A test case with a single 3-vertices loop with one backward edge.

In [4]:
# directed graph
vertices = pw.debug.table_from_markdown(
    """
      |
    a |
    b |
    c |
    """
).select()
edges = pw.debug.table_from_markdown(
    """
    u | v
    a | b
    b | c
    c | a
    c | b
    """,
).select(u=vertices.pointer_from(pw.this.u), v=vertices.pointer_from(pw.this.v))

pw.debug.compute_and_print(pagerank(edges))

            | rank
^EGS8DW6... | 0.6444
^76BNCAZ... | 1.1634
^JASWCNM... | 1.1923


Why these numbers? 0.6444, 1.1923, 1.1634? Feel free to skip the quite mathy explanation below.
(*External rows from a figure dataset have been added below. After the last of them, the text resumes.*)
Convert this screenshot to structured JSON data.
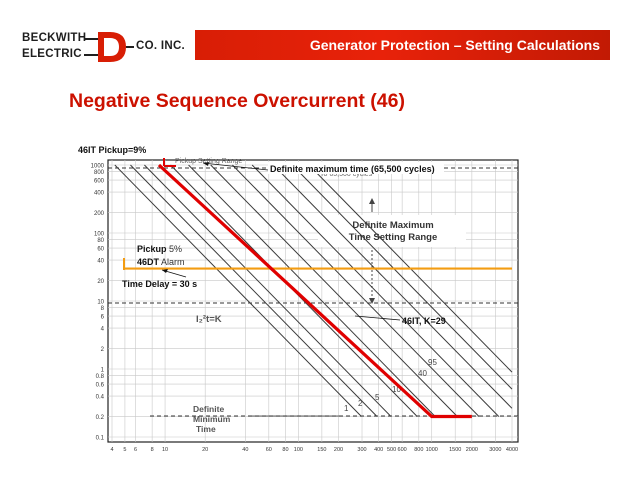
{
  "logo": {
    "line1": "BECKWITH",
    "line2": "ELECTRIC",
    "right": "CO. INC.",
    "mark": "D"
  },
  "header": {
    "title": "Generator Protection – Setting Calculations"
  },
  "slide": {
    "title": "Negative Sequence Overcurrent (46)"
  },
  "annotations": {
    "pickup_46it": "46IT Pickup=9%",
    "definite_max": "Definite maximum time (65,500 cycles)",
    "pickup_label": "Pickup",
    "pickup_value": "5%",
    "dt_label": "46DT",
    "dt_value": "Alarm",
    "time_delay": "Time Delay = 30 s",
    "k_curve": "46IT, K=29"
  },
  "chart_labels": {
    "pickup_setting_range": "Pickup Setting Range",
    "to_65500": "To 65,500 cycles",
    "def_max_1": "Definite Maximum",
    "def_max_2": "Time Setting Range",
    "i2t": "I₂²t=K",
    "def_min_1": "Definite",
    "def_min_2": "Minimum",
    "def_min_3": "Time",
    "k95": "95",
    "k40": "40",
    "k10": "10",
    "k5": "5",
    "k2": "2",
    "k1": "1"
  },
  "colors": {
    "brand_red": "#d81e05",
    "title_red": "#cc1100",
    "curve_red": "#e00000",
    "alarm_orange": "#f39c12"
  },
  "chart_data": {
    "type": "line",
    "xscale": "log",
    "yscale": "log",
    "x_ticks": [
      "4",
      "5",
      "6",
      "8",
      "10",
      "20",
      "40",
      "60",
      "80",
      "100",
      "150",
      "200",
      "300",
      "400",
      "500",
      "600",
      "800",
      "1000",
      "1500",
      "2000",
      "3000",
      "4000"
    ],
    "y_ticks": [
      "1000",
      "800",
      "600",
      "400",
      "200",
      "100",
      "80",
      "60",
      "40",
      "20",
      "10",
      "8",
      "6",
      "4",
      "2",
      "1",
      "0.8",
      "0.6",
      "0.4",
      "0.2",
      "0.1"
    ],
    "series": [
      {
        "name": "46IT, K=29",
        "points": [
          [
            9,
            1000
          ],
          [
            1000,
            0.2
          ],
          [
            2000,
            0.2
          ]
        ]
      },
      {
        "name": "46DT Alarm",
        "points": [
          [
            5,
            30
          ],
          [
            4000,
            30
          ]
        ]
      }
    ]
  }
}
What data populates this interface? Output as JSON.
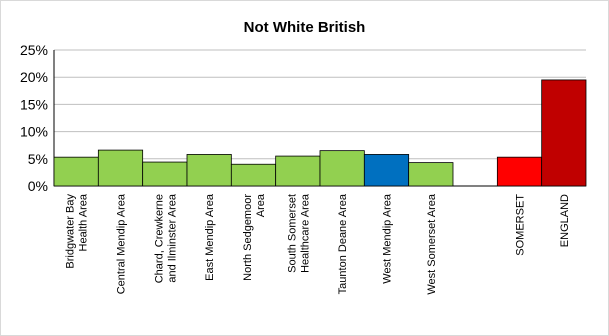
{
  "chart_data": {
    "type": "bar",
    "title": "Not White British",
    "xlabel": "",
    "ylabel": "",
    "ylim": [
      0,
      25
    ],
    "y_ticks": [
      "0%",
      "5%",
      "10%",
      "15%",
      "20%",
      "25%"
    ],
    "y_tick_values": [
      0,
      5,
      10,
      15,
      20,
      25
    ],
    "categories": [
      "Bridgwater Bay Health Area",
      "Central Mendip Area",
      "Chard, Crewkerne and Ilminster Area",
      "East Mendip Area",
      "North Sedgemoor Area",
      "South Somerset Healthcare Area",
      "Taunton Deane Area",
      "West Mendip Area",
      "West Somerset Area",
      "",
      "SOMERSET",
      "ENGLAND"
    ],
    "category_lines": [
      [
        "Bridgwater Bay",
        "Health Area"
      ],
      [
        "Central Mendip Area"
      ],
      [
        "Chard, Crewkerne",
        "and Ilminster Area"
      ],
      [
        "East Mendip Area"
      ],
      [
        "North Sedgemoor",
        "Area"
      ],
      [
        "South Somerset",
        "Healthcare Area"
      ],
      [
        "Taunton Deane Area"
      ],
      [
        "West Mendip Area"
      ],
      [
        "West Somerset Area"
      ],
      [],
      [
        "SOMERSET"
      ],
      [
        "ENGLAND"
      ]
    ],
    "values": [
      5.3,
      6.6,
      4.4,
      5.8,
      4.0,
      5.5,
      6.5,
      5.8,
      4.3,
      null,
      5.3,
      19.5
    ],
    "bar_colors": [
      "#92d050",
      "#92d050",
      "#92d050",
      "#92d050",
      "#92d050",
      "#92d050",
      "#92d050",
      "#0070c0",
      "#92d050",
      null,
      "#ff0000",
      "#c00000"
    ],
    "grid": true,
    "legend": "none"
  }
}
Let us calculate what a correct answer should be.
PageRank actually finds a [stationary distribution](https://en.wikipedia.org/wiki/Markov_chain#Stationary_distribution_relation_to_eigenvectors_and_simplices)
of a random walk on a graph in which the probability of each move depends only on the
currently visited state, i.e. it is a Markov Chain.

One may think that the transition matrix of the Markov chain in our example is
$$
P=\left(\begin{array}{cc}
0.05 & 0.9 & 0.05\\
0.05 & 0.05 & 0.9\\
0.475 & 0.475 & 0.05
\end{array}\right)
$$
We move to a new page with probability 5/6 uniformly distributed among all the linked (adjacent) pages,
and with probability 1/6 we mix uniformly at random.
The result is a stationary distribution roughly of $(x = ( 0.215 \quad  0.397 \quad 0.388) )$ which is proportional to the rank returned.
The difference is due to rank not being normalized.

### Summary
As always, feel free to play and experiment with this code! In case you are looking for cool real-world
graphs to experiment with, the [Stanford Network Analysis Project](https://snap.stanford.edu/) is an excellent source
of reference instances, big and small.